A significant correlation was found between Meibomian gland tortuosity and the lid margin score, meiboscore, meibum expressibility score, and breakup time [52].
The presented studies concluded that gland distortion may be an early indicator of MGD and associated with progressive loss of the Meibomian glands in the advanced stage of MGD [28]. Similar findings in the study of Lin et al. (2020) suggest that Meibomian gland tortuosity may play an important role in the diagnosis of MGD severity, especially in the early stage of the disease [52-53].
Interestingly, in the study of Pistilli et al. (2020) most of the proposed Meibomian gland morphologic features were not associated with the severity of the dry eye disease symptoms or signs, but correlations between tortuous glands and higher tear breakup time and longer Schirmer test length were noted [54].
In conclusion, according to the current knowledge, meibography alone does not appear to be sufficient for Meibomian gland dysfunction diagnosis, but instead should be interpreted in the context of the other clinical parameters [49-52, 55]. Nonetheless, it remains unclear which of the morphometric features of the glands have a significant impact on the gland function and ocular surface condition [36-37, 55].

CONCLUSIONS

According to what has been found in the existing research reports, the objective analysis of meibographic images has already proved to be a useful technique improving the treatment protocol for Meibomian gland dysfunction and ocular surface diseases associated with Meibomian gland dysfunction [49]. Therefore, it is crucial to further develop an objective and automatic assessment system of the Meibomian gland images that would provide the dropout area and the morphologic parameters.
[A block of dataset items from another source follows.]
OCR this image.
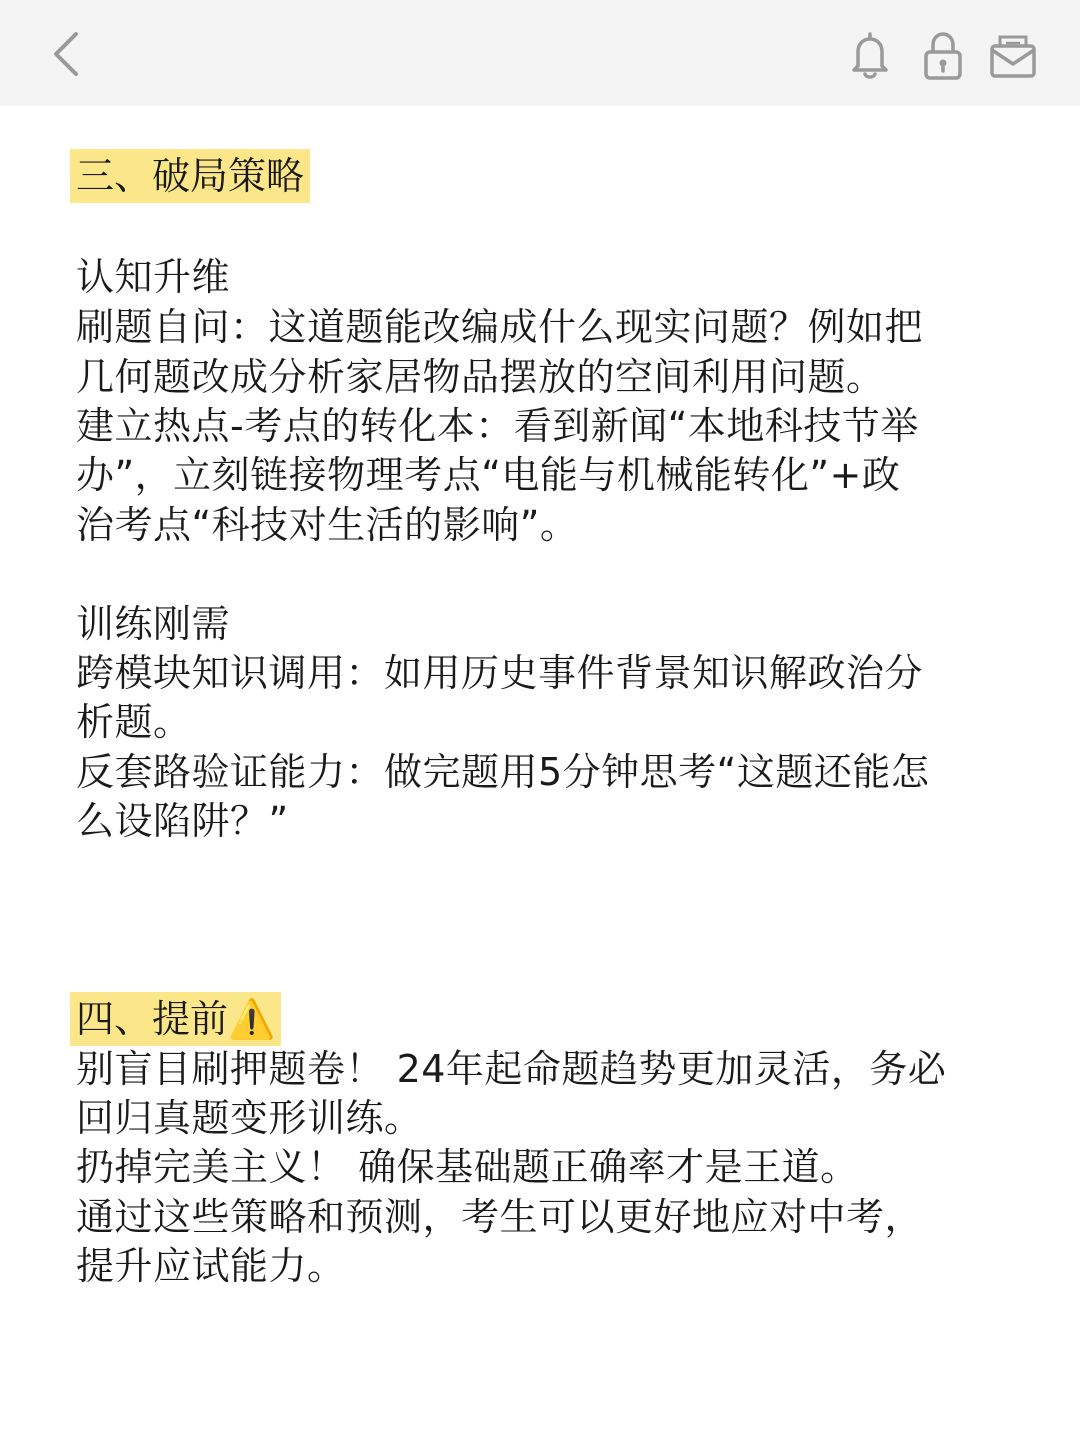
三、破局策略
认知升维
刷题自问：这道题能改编成什么现实问题？例如把
几何题改成分析家居物品摆放的空间利用问题。
建立热点-考点的转化本：看到新闻“本地科技节举
办”，立刻链接物理考点“电能与机械能转化”+政
治考点“科技对生活的影响”。
训练刚需
跨模块知识调用：如用历史事件背景知识解政治分
析题。
反套路验证能力：做完题用5分钟思考“这题还能怎
么设陷阱？”
四、提前⚠️
别盲目刷押题卷！ 24年起命题趋势更加灵活，务必
回归真题变形训练。
扔掉完美主义！ 确保基础题正确率才是王道。
通过这些策略和预测，考生可以更好地应对中考，
提升应试能力。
A quantitative, less variable and time-consuming method for Meibomian gland evaluation could bring new insights for understanding and diagnosis of Meibomian gland dysfunction.
It is necessary to test the reproducibility of the presented methods. To our knowledge, there is no study comparing the results obtained using a different set of images. It is crucial to establish one general, not instrument-specific method. Properties such as obtained image size, different image resolution and other potential differences, such as level of illumination, must be considered. The proposed method should be easily adapted to any possible changes caused by the image acquisition method. A possible future improvement is the idea to create an extensive open-access database of Meibomian gland images that will serve as a test source for future automatic analysis algorithms. In order to directly compare different analytic approaches, it would be convenient to test them with exactly the same set of gland images. This would allow a truly objective comparison between performance of the different algorithms and hopefully set the standard of the most proper Meibomian image analysis protocols.
Future work should be devoted to finding new objective measures of imaged gland structures and trying to connect them with the gland physiological condition, as well as the ocular surface condition and tear film parameters. Having knowledge of these correlations, the sophisticated machine learning algorithms can use such data for automatic detection of the relevant gland features and then show potential connections with other physiological parameters. It would be extremely helpful and could greatly assist in diagnostic decision making.
Although there is strong evidence that the Meibomian image contains a lot of important information, it will never be the only source of the information. Therefore, the diagnosis of Meibomian gland dysfunction will never be based solely on the imaging technique. However, considering the short time and low cost of data acquisition, informative capacity and the patient’s comfort during this procedure, Meibomian gland imaging enhanced by a proper image analysis algorithm has the potential to become the primary diagnostic method.

DISCLOSURE

The authors declare no conflict of interest.